The FarFish Data Limited Methods Course took place on Sept 29th – Oct 1st 2021.
The aim was to explore some methods used for stock assessment when data available is very limited. The theory behind and their implementation will be explained, as well as their advantages and caveats. An emphasis on data input and results expected regarding establishing some reference points for sustainable exploitation was also provided. The skills learned from this course will be directly applicable for exploratory stock assessments for fisheries of the countries of the participants.

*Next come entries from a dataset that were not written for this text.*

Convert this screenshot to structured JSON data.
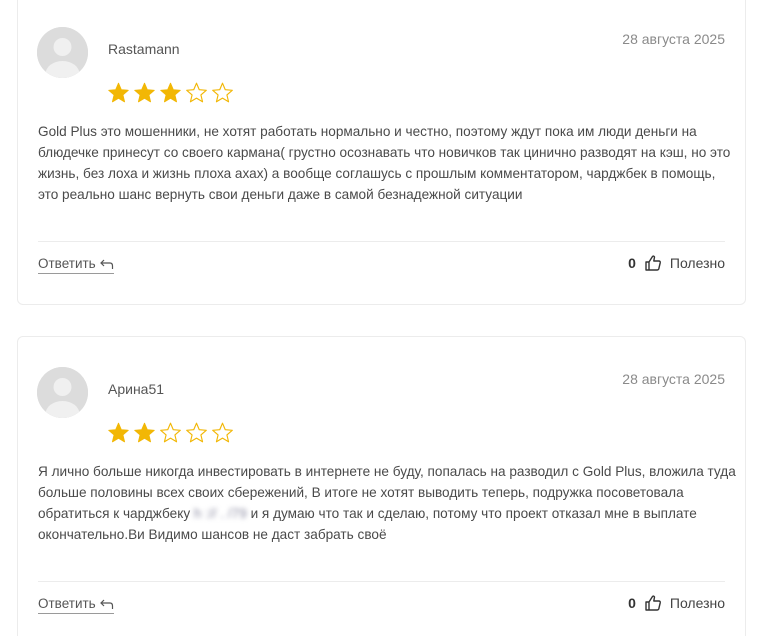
{
  "reviews": [
    {
      "author": "Rastamann",
      "date": "28 августа 2025",
      "rating": 3,
      "max_rating": 5,
      "text": "Gold Plus это мошенники, не хотят работать нормально и честно, поэтому ждут пока им люди деньги на блюдечке принесут со своего кармана( грустно осознавать что новичков так цинично разводят на кэш, но это жизнь, без лоха и жизнь плоха ахах) а вообще соглашусь с прошлым комментатором, чарджбек в помощь, это реально шанс вернуть свои деньги даже в самой безнадежной ситуации",
      "reply_label": "Ответить",
      "helpful_count": "0",
      "helpful_label": "Полезно"
    },
    {
      "author": "Арина51",
      "date": "28 августа 2025",
      "rating": 2,
      "max_rating": 5,
      "text_before": "Я лично больше никогда инвестировать в интернете не буду, попалась на разводил с Gold Plus, вложила туда больше половины всех своих сбережений, В итоге не хотят выводить теперь, подружка посоветовала обратиться к чарджбеку ",
      "text_blurred": "h    ://        .    /79            ",
      "text_after": "и я думаю что так и сделаю, потому что проект отказал мне в выплате окончательно.Ви Видимо шансов не даст забрать своё",
      "reply_label": "Ответить",
      "helpful_count": "0",
      "helpful_label": "Полезно"
    }
  ],
  "colors": {
    "star": "#f2b705",
    "border": "#ececec",
    "text": "#4a4a4a",
    "date": "#8a8a8a"
  },
  "icons": {
    "avatar": "user-avatar-icon",
    "star_filled": "star-filled-icon",
    "star_empty": "star-outline-icon",
    "reply": "reply-arrow-icon",
    "thumb": "thumbs-up-icon"
  }
}
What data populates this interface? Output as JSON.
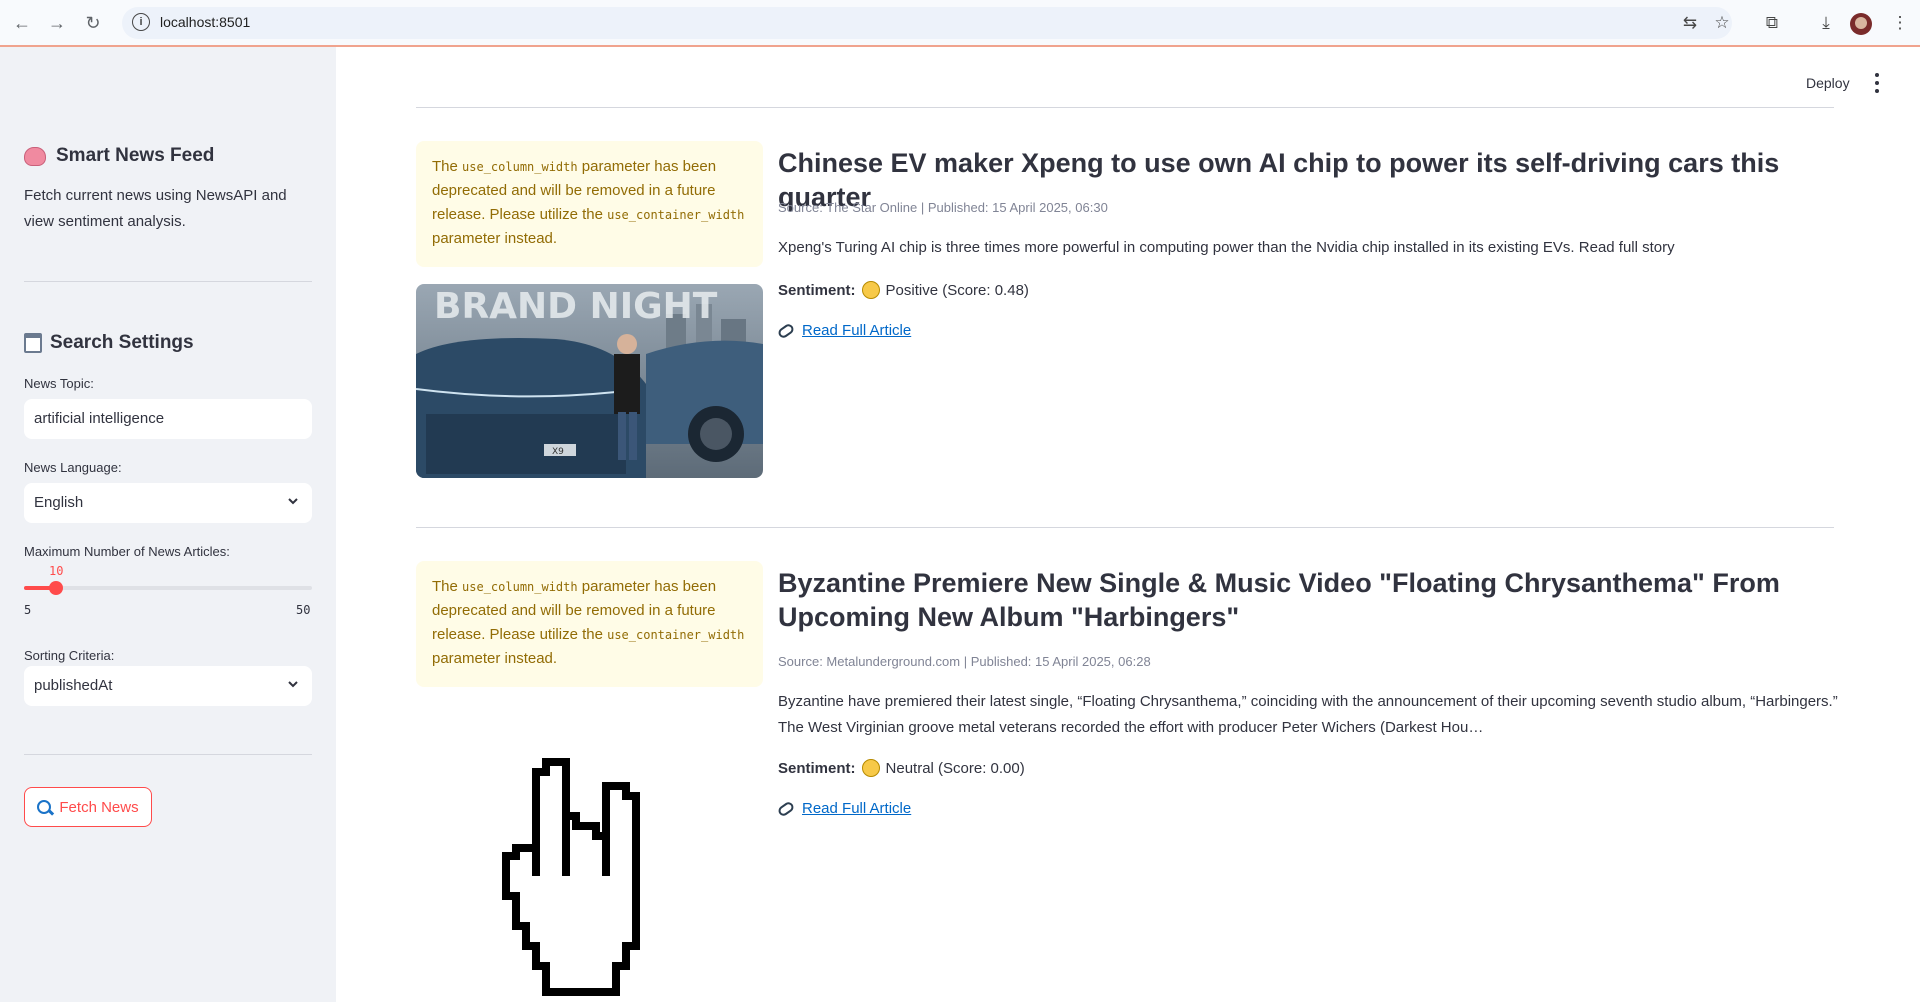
{
  "browser": {
    "url": "localhost:8501"
  },
  "sidebar": {
    "title": "Smart News Feed",
    "description": "Fetch current news using NewsAPI and view sentiment analysis.",
    "settings_title": "Search Settings",
    "topic_label": "News Topic:",
    "topic_value": "artificial intelligence",
    "language_label": "News Language:",
    "language_value": "English",
    "max_label": "Maximum Number of News Articles:",
    "max_value": 10,
    "max_min": 5,
    "max_max": 50,
    "sort_label": "Sorting Criteria:",
    "sort_value": "publishedAt",
    "fetch_label": "Fetch News"
  },
  "header": {
    "deploy": "Deploy"
  },
  "warning": {
    "pre": "The ",
    "code1": "use_column_width",
    "mid": " parameter has been deprecated and will be removed in a future release. Please utilize the ",
    "code2": "use_container_width",
    "post": " parameter instead."
  },
  "articles": [
    {
      "title": "Chinese EV maker Xpeng to use own AI chip to power its self-driving cars this quarter",
      "meta": "Source: The Star Online | Published: 15 April 2025, 06:30",
      "description": "Xpeng's Turing AI chip is three times more powerful in computing power than the Nvidia chip installed in its existing EVs. Read full story",
      "sentiment_label": "Sentiment:",
      "sentiment": "Positive (Score: 0.48)",
      "link": "Read Full Article",
      "image_text": "BRAND NIGHT",
      "plate": "X9"
    },
    {
      "title": "Byzantine Premiere New Single & Music Video \"Floating Chrysanthema\" From Upcoming New Album \"Harbingers\"",
      "meta": "Source: Metalunderground.com | Published: 15 April 2025, 06:28",
      "description": "Byzantine have premiered their latest single, “Floating Chrysanthema,” coinciding with the announcement of their upcoming seventh studio album, “Harbingers.” The West Virginian groove metal veterans recorded the effort with producer Peter Wichers (Darkest Hou…",
      "sentiment_label": "Sentiment:",
      "sentiment": "Neutral (Score: 0.00)",
      "link": "Read Full Article"
    }
  ]
}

Registration for this course has closed.
Margarita Rincon is a senior scientist at the Spanish Oceanography Institute. She is a mathematician researching the sustainability of fisheries resources: Modeling the dynamics of fish populations incorporating the effect of fishing and the environment, stock assessment, development of tools for decision making and analysis of management strategies from an ecological and socio-economic point of view. Dr. Rincon is an official national member of the ICES group of evaluation WGHANSA (Working Group on Southern Horse Mackerel, Anchovy, and Sardine). She has conducted scientific advisory tasks collaborating with the Spanish Oceanographic Institute, and developed the integrated mathematical-statistical model that is being used as a reference (in June 2018) for the scientific advice of the anchovy stock in the Gulf of Cádiz. Margarita has a degree in mathematics from the National University of Colombia (Bogotá, Colombia, 2006), a PhD in Physics and Mathematics from the University of Granada (2015) and worked as a Postdoctoral Researcher at the National Spanish Research Center (CSIC).
Kamarel Ba is a post-doctoral researcher at ISRA/CRODT in Senegal. Kamarel is currently working with two international projects: the tropical tunas’ tagging programme in the Atlantic Ocean in collaboration with ICCAT organization and the a project investigating the main demersal resources shared with Senegal’s neighboring countries. Using the tropical tunas’ tagging database, Kamarel analyzed the movements of the species, estimated the distances covered and the number of days at liberty of tagged fish. For the demersal resources, a sampling protocol were implemented to collect measurements of fish (total length, body weight, gonad weight), tissues samples (for genetic analyses) and otoliths samples. Kamarel is currently a fellow of the GRÓ Fisheries Training Programme in Iceland, where his research work focuses on data-limited methods and their application to black hakes stock shared by several countries (from Morocco to Senegal).
Diego Macias Moy is a marine scientist specialized in the development and application of numerical approaches to building ‘digital twins’ of marine ecosystems. He worked at the European Commission’s Joint Research Centre for 7 years before moving back to his home country, Spain, as senior researcher for the Spanish National Research Council (CSIC), Institute of Marine Sciences of Andalusia (ICMAN). Diego has published over 80 papers in international scientific journals and has assisted EU policymakers in making science-based decisions in the context of legislation, such as the Marine Strategy Framework Directive (MSFD), the Common Fisheries Policy or the Plastics Directive. He has tested different policy options in the digital twins to assess their derived impacts on marine ecosystems. Quantitative analyses of those impacts have been used to select the best options to be applied in the real world.